Sistem içinde ve dışında olma meselesi galiba bu. Yanlış yapılandırılmış tüm sistemlerin içinde olmayı reddettiğim doğru. Fakat barışa, özgürlüğe, insan haklarına, sosyal hak ve adalete hizmet eden ve doğru eğiten her sistemin içinde seve oynaya yaşıyorum. Ki böyle bir sistemde de, farklılıklara da yer ve hak vardır.

“Sana değil kardeşine”ye taktı herkes.
Hikayesi nedir?
Bir hikayesi yok aslında. Biz insanların bazen başına gelip anlam veremediği şeylere eğlenceli bir dille katlanılabilirlik getirmiş olduk. Kimse, “Bu benim başıma gelmez” demesin. Hepimiz insanız ve hiç ummadığımız bir anda kendimizi o şeyin içinde bulabiliriz.

Şarkılarınızda rahatça, çekinmeden seksten bahsediyorsunuz.
Bu bilinçli bir çıkış stratejisi miydi? Ben seks satmaya çalışmıyorum aslında. Anlam kaymaları olsun istemiyorum. Evet rahatça seksten bahsettiğim şarkılarım var. Çünkü seksin tabulaşmaması ve rahatça konuşulabilir hale gelmesi, olması gereken doğallığında durması gerektiğini düşünüyorum. Seks, yaşam enerjisinin doğal ve biyolojik akışı, en alt düzeyde kullanımı değil mi? Doğal evet; çünkü yaşam o olmadan var olmaz. En alt düzeyde evet; çünkü zirve değil temeldir.

Albümünüz yurt dışında çıkacak mı?
Hepsi değil ama birkaç parçanın İngilizce sözlerini yazıp, hatta cover’ladığım şarkıyı kendi orijinal sözleriyle farklı bir sound’la single olarak, yurt dışında da pazara sunmayı düşünüyorum.

Eurovision teklifi gelirse!

Hiç öyle bir şey düşünmedim açıkçası; çok ağır bir yük benim için ülkeyi temsil etmek. Orada da uluslararası ilişkiler konuşuyor aslında, yaptığınız müzik değil. O yüzden bana amacından sapmış bir yarışma gibi geliyor.

Biz şu sıralar Mercan dinliyoruz, peki siz kimleri dinliyorsunuz?

Türklerden Portecho, Bedük, Nil’i severim zaten. Replikas bir de... Eskilerden tabii Mazhar Alanson hep sevdim, hala seviyorum. Radiohead çok seviyorum, Goldfrapp, Arctic Monkeys mesela... Sen aşkı nasıl yaşıyorsun peki?

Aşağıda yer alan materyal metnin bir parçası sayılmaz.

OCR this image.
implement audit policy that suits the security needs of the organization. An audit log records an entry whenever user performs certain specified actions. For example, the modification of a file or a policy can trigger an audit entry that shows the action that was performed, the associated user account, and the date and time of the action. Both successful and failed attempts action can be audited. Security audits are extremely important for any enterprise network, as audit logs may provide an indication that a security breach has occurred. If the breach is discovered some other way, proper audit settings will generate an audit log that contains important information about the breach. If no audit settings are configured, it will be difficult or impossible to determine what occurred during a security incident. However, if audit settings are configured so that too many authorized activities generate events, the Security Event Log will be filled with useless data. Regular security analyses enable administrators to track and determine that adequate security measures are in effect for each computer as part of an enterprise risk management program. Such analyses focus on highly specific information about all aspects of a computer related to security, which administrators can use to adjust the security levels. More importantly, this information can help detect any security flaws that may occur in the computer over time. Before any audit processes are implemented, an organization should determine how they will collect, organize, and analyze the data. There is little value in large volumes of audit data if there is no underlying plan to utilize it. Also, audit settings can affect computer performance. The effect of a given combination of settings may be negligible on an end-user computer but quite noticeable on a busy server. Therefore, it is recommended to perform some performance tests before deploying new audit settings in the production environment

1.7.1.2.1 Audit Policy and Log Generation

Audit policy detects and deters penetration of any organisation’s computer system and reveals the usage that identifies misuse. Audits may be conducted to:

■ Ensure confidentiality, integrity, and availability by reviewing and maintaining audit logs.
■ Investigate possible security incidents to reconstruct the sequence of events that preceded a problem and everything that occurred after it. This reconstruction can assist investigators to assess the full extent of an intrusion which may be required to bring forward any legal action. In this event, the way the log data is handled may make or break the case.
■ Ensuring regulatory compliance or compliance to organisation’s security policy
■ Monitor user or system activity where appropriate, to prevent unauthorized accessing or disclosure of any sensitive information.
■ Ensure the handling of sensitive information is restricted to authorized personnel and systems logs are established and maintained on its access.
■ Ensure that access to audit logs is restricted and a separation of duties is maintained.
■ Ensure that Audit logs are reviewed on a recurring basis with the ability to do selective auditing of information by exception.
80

Bittiğinde arkasından lanet yağdırmıyorum. Ya da “Bir daha yüzünü görmek istemiyorum” kafası yok bende. Tabii ki üzülüyorum, tabii ki acı çekiyorum, ama bitti diye nefret etmiyorum o insandan. Sürekli bunların bu şekilde anlatılıyor olması, sürekli tekrar ediliyor olması bana sıkıcı geliyor.

Şu sıralar aşkla aranız nasıl?

Bir ilişkim var ve mutluyum.

Aşık olduğunuz adamlara bakınca, tabloda hep ideal erkek tipleri mi mevcut?

Yok. Hiç alakası yok. Hepsi farklıydı. Tabii ki kimyamızın uyması lazım, ama ben bunun tiple ilgili olduğunu da düşünmüyorum. Şekil çok önemli değil yani kısacası. Herkes başka bir şeylerden etkilenebilir ama ben en çok beyninden etkileniyorum. Zeki olması, biraz gizemli olması, nüktedan olması, süprizlerle dolu olması, asil ve iyi bir ruha sahip olması çok önemli benim için.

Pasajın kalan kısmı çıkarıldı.